— Полно, Сережа.
И мне тоже хочется плакать от этого бреда.
Есенин вынимает из кармана всякие ключи, звенящие на металлическом кольце, и, присев на корточки, отпирает сложные замки «кофера».
— В Америке эти мистеры — хитрые дьяволы! Умные! В Америке, Толя, понимают, что человек — это вор!
И поднимает крышку. В громадном чемодане лежат бестолковой кучей — залитые вином шелковые рубашки, перчатки, разорванные по швам, галстуки, носовые платки, кашне и шляпы в бурых пятнах.
А ведь Есенин был когда-то чистюлей! Подолгу плескался в медном тазу для варенья, заменявшем ванну, или под ледяным краном. Сам гладил галстук. Сам стирал рубашку, если запаздывала прачка, а другой рубашки для перемены не находилось. Добра-то в обрез было.
— Ха!.. — горько улыбается он. — Вот все, что нажил великий русский поэт за целую жизнь!
И скашивает глаз на бестолковую кучу в чемодане, купленную Дункан, которая и сотни тысяч долларов считала мусором. Но это было в ее молодую пору.

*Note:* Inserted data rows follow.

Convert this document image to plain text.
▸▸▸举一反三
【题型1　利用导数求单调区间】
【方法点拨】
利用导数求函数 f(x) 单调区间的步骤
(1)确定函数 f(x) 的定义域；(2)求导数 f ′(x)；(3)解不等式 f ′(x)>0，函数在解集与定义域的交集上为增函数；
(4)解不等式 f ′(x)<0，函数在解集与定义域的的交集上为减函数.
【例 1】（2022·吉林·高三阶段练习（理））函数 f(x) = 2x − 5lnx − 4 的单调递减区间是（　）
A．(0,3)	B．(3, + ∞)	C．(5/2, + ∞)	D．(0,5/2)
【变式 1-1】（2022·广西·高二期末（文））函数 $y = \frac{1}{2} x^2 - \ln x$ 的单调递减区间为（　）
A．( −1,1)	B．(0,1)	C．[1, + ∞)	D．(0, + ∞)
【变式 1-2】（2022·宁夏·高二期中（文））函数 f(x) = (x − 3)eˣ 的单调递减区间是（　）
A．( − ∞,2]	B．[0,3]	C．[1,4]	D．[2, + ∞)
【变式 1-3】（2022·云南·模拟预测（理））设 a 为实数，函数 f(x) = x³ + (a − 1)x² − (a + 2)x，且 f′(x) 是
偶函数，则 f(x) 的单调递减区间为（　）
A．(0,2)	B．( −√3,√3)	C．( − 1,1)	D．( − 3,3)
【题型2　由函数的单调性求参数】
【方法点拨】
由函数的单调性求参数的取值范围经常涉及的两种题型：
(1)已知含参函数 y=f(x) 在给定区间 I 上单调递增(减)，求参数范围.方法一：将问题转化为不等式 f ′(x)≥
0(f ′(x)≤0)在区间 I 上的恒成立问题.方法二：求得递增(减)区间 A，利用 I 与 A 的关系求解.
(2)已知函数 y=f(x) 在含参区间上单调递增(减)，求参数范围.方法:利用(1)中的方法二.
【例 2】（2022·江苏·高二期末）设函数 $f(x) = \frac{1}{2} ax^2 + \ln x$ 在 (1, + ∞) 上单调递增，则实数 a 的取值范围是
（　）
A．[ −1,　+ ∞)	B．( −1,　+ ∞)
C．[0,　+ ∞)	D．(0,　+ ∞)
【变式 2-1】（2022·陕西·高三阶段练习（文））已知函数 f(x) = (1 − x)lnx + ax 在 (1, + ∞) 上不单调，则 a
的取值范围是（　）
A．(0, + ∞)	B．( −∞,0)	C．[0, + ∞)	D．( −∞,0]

— Чего молчишь, Анатолий?…
И подозрительно вскидывает на меня глаза в кровавых жилках.
— Чего?…
— Да о чем тут разговаривать?
— Как о чем? О босоногой плясунье поговорить можно. Миколай Клюев с Петькой Орешиным о ней поговорили б! Разжился, мол, от богатой старухи. У Миколушки-то над башкой висит Иисус Христос в серебряной ризе, а в башке — корысть, зависть, злодейство!
И, озлившись, роется в чемодане дрожащими руками:
— Я, знаешь ли, по три раза в день проверяю. Сволочи! Опять шелковую рубашку украли. И два галстука…

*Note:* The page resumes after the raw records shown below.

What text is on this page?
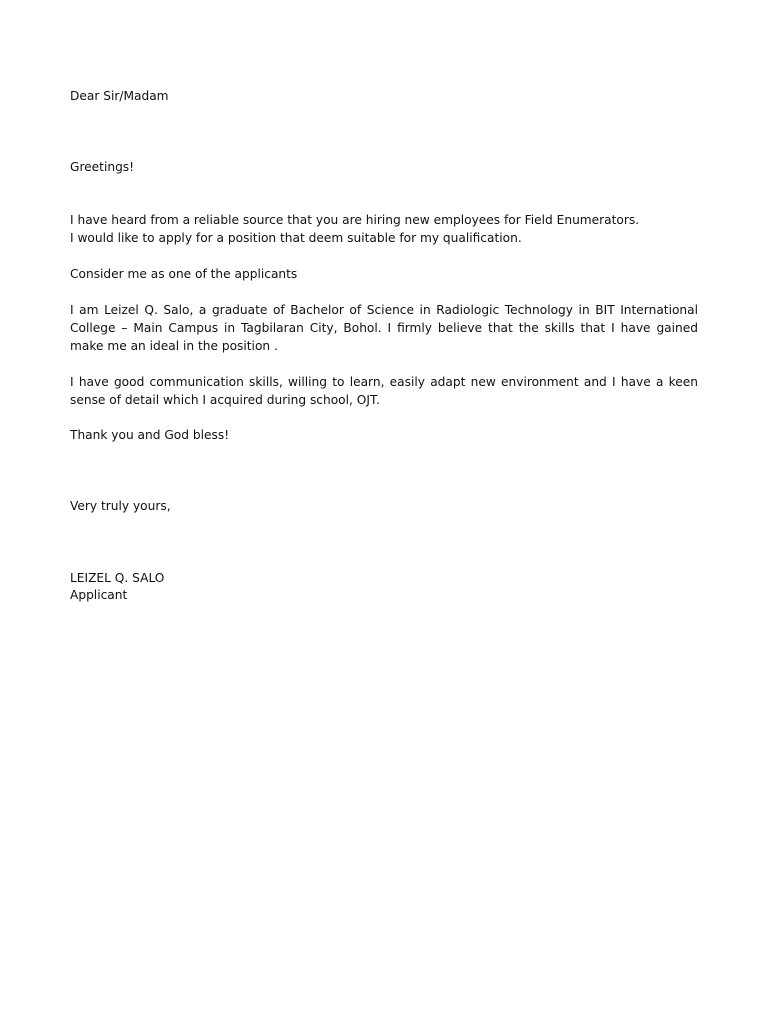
Dear Sir/Madam

Greetings!

I have heard from a reliable source that you are hiring new employees for Field Enumerators.
I would like to apply for a position that deem suitable for my qualification.

Consider me as one of the applicants

I am Leizel Q. Salo, a graduate of Bachelor of Science in Radiologic Technology in BIT International College – Main Campus in Tagbilaran City, Bohol. I firmly believe that the skills that I have gained make me an ideal in the position .

I have good communication skills, willing to learn, easily adapt new environment and I have a keen sense of detail which I acquired during school, OJT.

Thank you and God bless!

Very truly yours,

LEIZEL Q. SALO

Applicant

Бред! Страшный, нелепый бред!
— Подделали! Подделали ключи-то. Воры! Я потому к тебе и привез. Храни, Толя! Богом молю, храни! И в комнату… ни-ни! не пускай. Не пускай эту мразь! Дай клятву! По миру меня пустят. С сумой. Христовым именем чтобы кормился. Пла-акать хочется.
Сжавшись в комочек, Никритина шепчет мне на ухо с болью, отчаянием, со слезами на глазах:
— Сережа сошел с ума.
— Не выдумывай, Нюша. Не выдумывай. Просто-напросто на него теперь ужасно действует водка.